Nessa última semana, foi divulgada pela imprensa, a decisão do STJ (Superior Tribunal de Justiça) determinando que a Lojas Americanas venha a ser despejada do Barra Shopping no Rio de Janeiro em razão da falta de pagamento de aluguel percentual referente às vendas realizadas pelo canal de e-commerce no interior da loja. É uma decisão não transitada em julgado, como dizem os juristas, mas extremamente relevante.

Esta notícia abre espaço para uma discussão muito complexa, profunda e abrangente sobre diversos aspectos fundamentais sobre os negócios de varejo em Shopping Centers.

O varejo é uma atividade empresarial muito dinâmica, diferenciada, complexa e contemporânea, que incorpora as novidades e os avanços tecnológicos com uma velocidade muito grande, conseguindo, até, antecipar tendências enquanto o resto do mercado está começando a aceitá-las como válidas ou importantes.

A evolução do e-commerce é uma dessas tendências, cuja discussão já passou pela compreensão do multi-channel, e atualmente busca entender e aplicar o conceito de omni-channel (veja nosso último artigo sobre as novidades da NRF2014).

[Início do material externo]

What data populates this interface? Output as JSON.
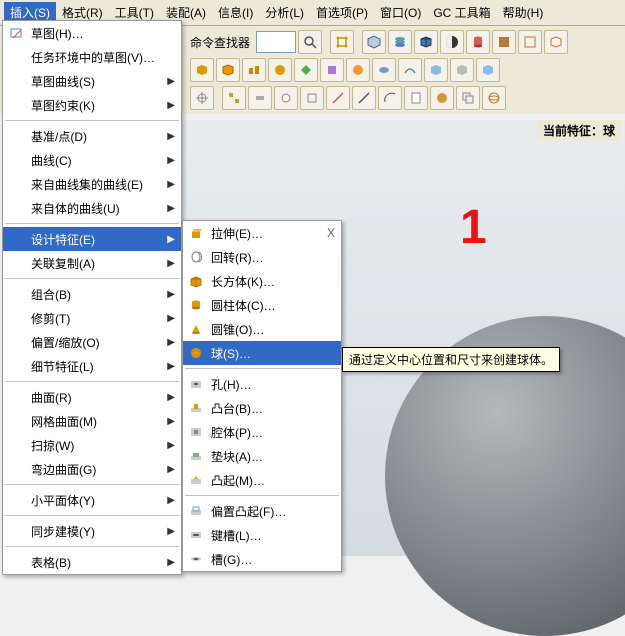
{
  "menubar": {
    "items": [
      {
        "label": "插入(S)",
        "active": true
      },
      {
        "label": "格式(R)"
      },
      {
        "label": "工具(T)"
      },
      {
        "label": "装配(A)"
      },
      {
        "label": "信息(I)"
      },
      {
        "label": "分析(L)"
      },
      {
        "label": "首选项(P)"
      },
      {
        "label": "窗口(O)"
      },
      {
        "label": "GC 工具箱"
      },
      {
        "label": "帮助(H)"
      }
    ]
  },
  "toolbar": {
    "command_finder_label": "命令查找器"
  },
  "status": {
    "current_feature_label": "当前特征：",
    "current_feature_value": "球"
  },
  "annotation": {
    "number": "1"
  },
  "insert_menu": {
    "items": [
      {
        "label": "草图(H)…",
        "icon": "sketch"
      },
      {
        "label": "任务环境中的草图(V)…"
      },
      {
        "label": "草图曲线(S)",
        "arrow": true
      },
      {
        "label": "草图约束(K)",
        "arrow": true
      },
      {
        "sep": true
      },
      {
        "label": "基准/点(D)",
        "arrow": true
      },
      {
        "label": "曲线(C)",
        "arrow": true
      },
      {
        "label": "来自曲线集的曲线(E)",
        "arrow": true
      },
      {
        "label": "来自体的曲线(U)",
        "arrow": true
      },
      {
        "sep": true
      },
      {
        "label": "设计特征(E)",
        "arrow": true,
        "hover": true
      },
      {
        "label": "关联复制(A)",
        "arrow": true
      },
      {
        "sep": true
      },
      {
        "label": "组合(B)",
        "arrow": true
      },
      {
        "label": "修剪(T)",
        "arrow": true
      },
      {
        "label": "偏置/缩放(O)",
        "arrow": true
      },
      {
        "label": "细节特征(L)",
        "arrow": true
      },
      {
        "sep": true
      },
      {
        "label": "曲面(R)",
        "arrow": true
      },
      {
        "label": "网格曲面(M)",
        "arrow": true
      },
      {
        "label": "扫掠(W)",
        "arrow": true
      },
      {
        "label": "弯边曲面(G)",
        "arrow": true
      },
      {
        "sep": true
      },
      {
        "label": "小平面体(Y)",
        "arrow": true
      },
      {
        "sep": true
      },
      {
        "label": "同步建模(Y)",
        "arrow": true
      },
      {
        "sep": true
      },
      {
        "label": "表格(B)",
        "arrow": true
      }
    ]
  },
  "feature_submenu": {
    "items": [
      {
        "label": "拉伸(E)…",
        "accel": "X",
        "icon": "extrude"
      },
      {
        "label": "回转(R)…",
        "icon": "revolve"
      },
      {
        "label": "长方体(K)…",
        "icon": "block"
      },
      {
        "label": "圆柱体(C)…",
        "icon": "cylinder"
      },
      {
        "label": "圆锥(O)…",
        "icon": "cone"
      },
      {
        "label": "球(S)…",
        "icon": "sphere",
        "hover": true
      },
      {
        "sep": true
      },
      {
        "label": "孔(H)…",
        "icon": "hole"
      },
      {
        "label": "凸台(B)…",
        "icon": "boss"
      },
      {
        "label": "腔体(P)…",
        "icon": "pocket"
      },
      {
        "label": "垫块(A)…",
        "icon": "pad"
      },
      {
        "label": "凸起(M)…",
        "icon": "emboss"
      },
      {
        "sep": true
      },
      {
        "label": "偏置凸起(F)…",
        "icon": "offset"
      },
      {
        "label": "键槽(L)…",
        "icon": "slot"
      },
      {
        "label": "槽(G)…",
        "icon": "groove"
      }
    ]
  },
  "tooltip": {
    "text": "通过定义中心位置和尺寸来创建球体。"
  }
}
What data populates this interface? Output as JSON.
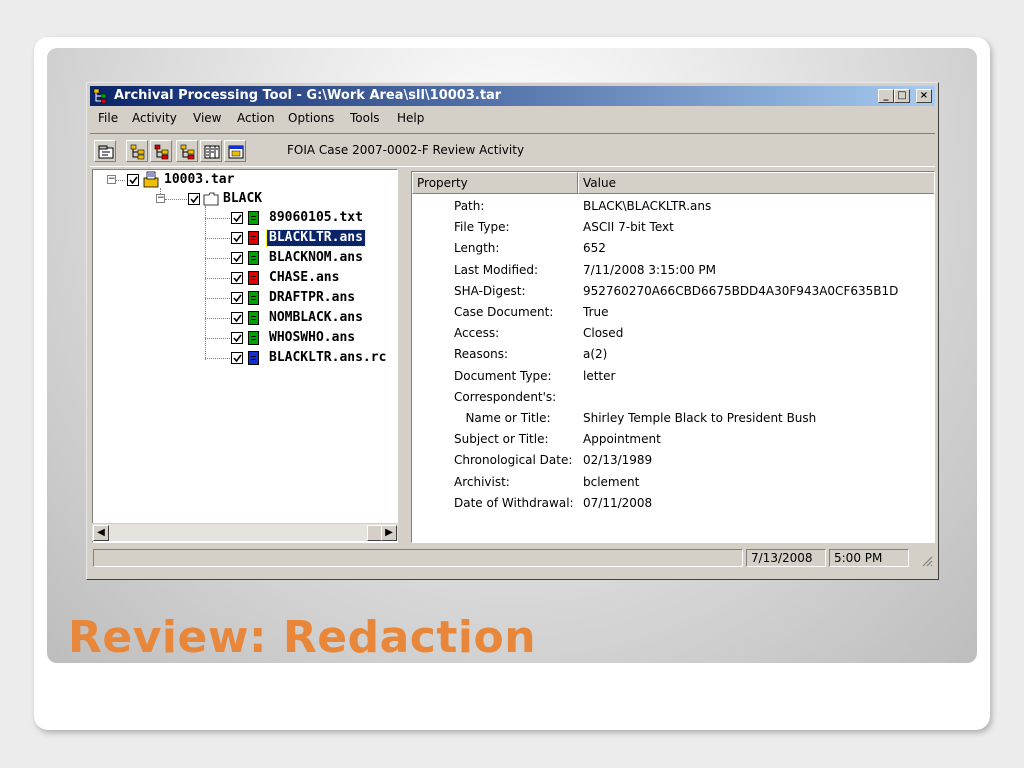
{
  "slide": {
    "title": "Review: Redaction",
    "title_color": "#e8873a"
  },
  "window": {
    "title": "Archival Processing Tool - G:\\Work Area\\sll\\10003.tar",
    "title_icon": "app-tree-icon",
    "controls": {
      "minimize": "_",
      "maximize": "□",
      "close": "×"
    }
  },
  "menu": [
    "File",
    "Activity",
    "View",
    "Action",
    "Options",
    "Tools",
    "Help"
  ],
  "toolbar": {
    "buttons": [
      "properties-icon",
      "tree-yellow-icon",
      "tree-red-icon",
      "tree-yellow-doc-icon",
      "columns-icon",
      "report-icon"
    ],
    "case_label": "FOIA Case 2007-0002-F Review Activity"
  },
  "tree": {
    "root": {
      "label": "10003.tar",
      "checked": true,
      "expanded": true
    },
    "folder": {
      "label": "BLACK",
      "checked": true,
      "expanded": true
    },
    "files": [
      {
        "label": "89060105.txt",
        "color": "#00a000",
        "checked": true,
        "selected": false
      },
      {
        "label": "BLACKLTR.ans",
        "color": "#e00000",
        "checked": true,
        "selected": true
      },
      {
        "label": "BLACKNOM.ans",
        "color": "#00a000",
        "checked": true,
        "selected": false
      },
      {
        "label": "CHASE.ans",
        "color": "#e00000",
        "checked": true,
        "selected": false
      },
      {
        "label": "DRAFTPR.ans",
        "color": "#00a000",
        "checked": true,
        "selected": false
      },
      {
        "label": "NOMBLACK.ans",
        "color": "#00a000",
        "checked": true,
        "selected": false
      },
      {
        "label": "WHOSWHO.ans",
        "color": "#00a000",
        "checked": true,
        "selected": false
      },
      {
        "label": "BLACKLTR.ans.rc",
        "color": "#1030d0",
        "checked": true,
        "selected": false
      }
    ]
  },
  "properties": {
    "headers": {
      "property": "Property",
      "value": "Value"
    },
    "rows": [
      {
        "key": "Path:",
        "value": "BLACK\\BLACKLTR.ans"
      },
      {
        "key": "File Type:",
        "value": "ASCII 7-bit Text"
      },
      {
        "key": "Length:",
        "value": "652"
      },
      {
        "key": "Last Modified:",
        "value": "7/11/2008 3:15:00 PM"
      },
      {
        "key": "SHA-Digest:",
        "value": "952760270A66CBD6675BDD4A30F943A0CF635B1D"
      },
      {
        "key": "Case Document:",
        "value": "True"
      },
      {
        "key": "Access:",
        "value": "Closed"
      },
      {
        "key": "Reasons:",
        "value": "a(2)"
      },
      {
        "key": "Document Type:",
        "value": "letter"
      },
      {
        "key": "Correspondent's:",
        "value": ""
      },
      {
        "key": "   Name or Title:",
        "value": "Shirley Temple Black to President Bush"
      },
      {
        "key": "Subject or Title:",
        "value": "Appointment"
      },
      {
        "key": "Chronological Date:",
        "value": "02/13/1989"
      },
      {
        "key": "Archivist:",
        "value": "bclement"
      },
      {
        "key": "Date of Withdrawal:",
        "value": "07/11/2008"
      }
    ]
  },
  "statusbar": {
    "message": "",
    "date": "7/13/2008",
    "time": "5:00 PM"
  }
}
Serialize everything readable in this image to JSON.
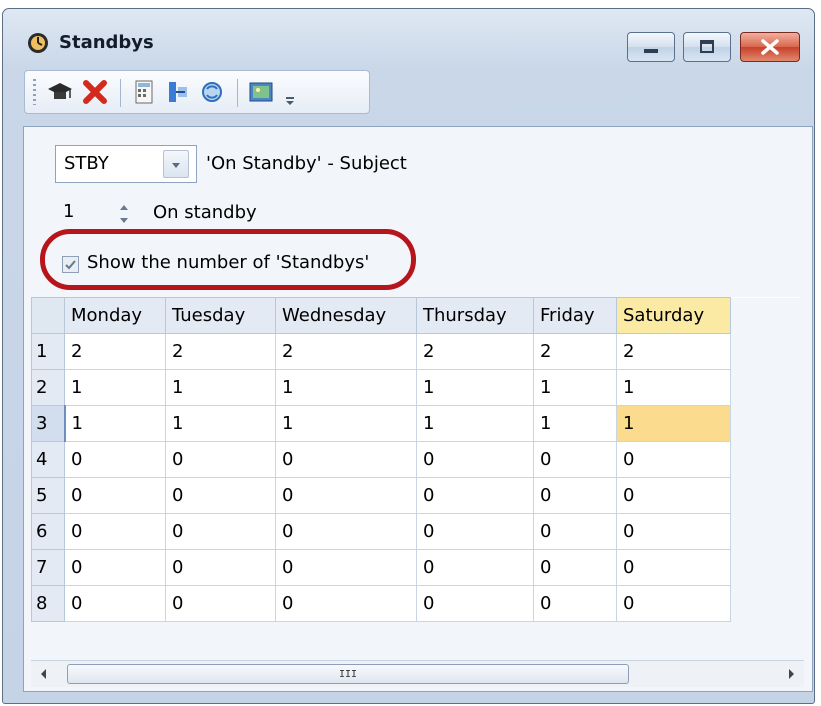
{
  "window": {
    "title": "Standbys"
  },
  "toolbar": {
    "icons": [
      "mortarboard-icon",
      "delete-icon",
      "calculator-icon",
      "transfer-icon",
      "refresh-icon",
      "picture-icon",
      "overflow-icon"
    ]
  },
  "subject": {
    "value": "STBY",
    "label": "'On Standby' - Subject"
  },
  "count": {
    "value": "1",
    "label": "On standby"
  },
  "show_number": {
    "checked": true,
    "label": "Show the number of 'Standbys'"
  },
  "grid": {
    "columns": [
      "Monday",
      "Tuesday",
      "Wednesday",
      "Thursday",
      "Friday",
      "Saturday"
    ],
    "rows": [
      {
        "num": "1",
        "cells": [
          "2",
          "2",
          "2",
          "2",
          "2",
          "2"
        ]
      },
      {
        "num": "2",
        "cells": [
          "1",
          "1",
          "1",
          "1",
          "1",
          "1"
        ]
      },
      {
        "num": "3",
        "cells": [
          "1",
          "1",
          "1",
          "1",
          "1",
          "1"
        ]
      },
      {
        "num": "4",
        "cells": [
          "0",
          "0",
          "0",
          "0",
          "0",
          "0"
        ]
      },
      {
        "num": "5",
        "cells": [
          "0",
          "0",
          "0",
          "0",
          "0",
          "0"
        ]
      },
      {
        "num": "6",
        "cells": [
          "0",
          "0",
          "0",
          "0",
          "0",
          "0"
        ]
      },
      {
        "num": "7",
        "cells": [
          "0",
          "0",
          "0",
          "0",
          "0",
          "0"
        ]
      },
      {
        "num": "8",
        "cells": [
          "0",
          "0",
          "0",
          "0",
          "0",
          "0"
        ]
      }
    ],
    "selected": {
      "row": 3,
      "column": "Saturday"
    }
  },
  "scrollbar": {
    "grip": "III"
  },
  "colors": {
    "highlight_ring": "#b5151b",
    "selection": "#fbdc8e",
    "column_header_selected": "#fbeaa3"
  }
}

No conceito de omni-channel, a atividade comercial do varejo deixa de ser entendida como uma multiplicidade de canais de venda, para passar a ser um sistema de canais de venda interligados entre si, de tal forma que o consumidor não consegue perceber qualquer diferença entre esses canais, cuja percepção consiste na ideia do varejo se mostrar de forma “seamless”, ou seja, sem separação entre os canais de venda.

Assim, aquela segmentação entre lojas físicas ou brick & mortar (B&M) e as lojas de e-commerce, passa a ser um assunto fora de pauta, porque nitidamente superado pela evolução das práticas comerciais do varejo que busca, constantemente, oferecer, responder e atender o mercado consumidor em suas novas necessidades e aspirações, sobretudo influenciado pela demanda decorrente da inclusão digital, do acesso à tecnologia e dos avanços em termos de comunicação e comportamento de compra. Essa é uma realidade que não há como regredir.

Mas, essa nova realidade do omni-channel traz diversas preocupações e discussões dos pontos de vista prático, administrativo, jurídico e operacional que ainda não estão sendo debatidas com tanta intensidade na agenda do mercado de Varejo e Shopping Center, e, por essa razão, a decisão do STJ mencionada acima passa a ser um marco importante para avançarmos na compreensão dos novos desafios e dificuldades que vão despontar em curtíssimo prazo de tempo.

Apesar de ser uma resposta às necessidades do mercado, como já esclarecemos antes, o uso do e-commerce dentro da loja física gera muitas outras consequências que repercutem na relação das lojas com os Shopping Centers, com o Poder Público, com seus consumidores e até mesmo com seu próprio modelo de negócio.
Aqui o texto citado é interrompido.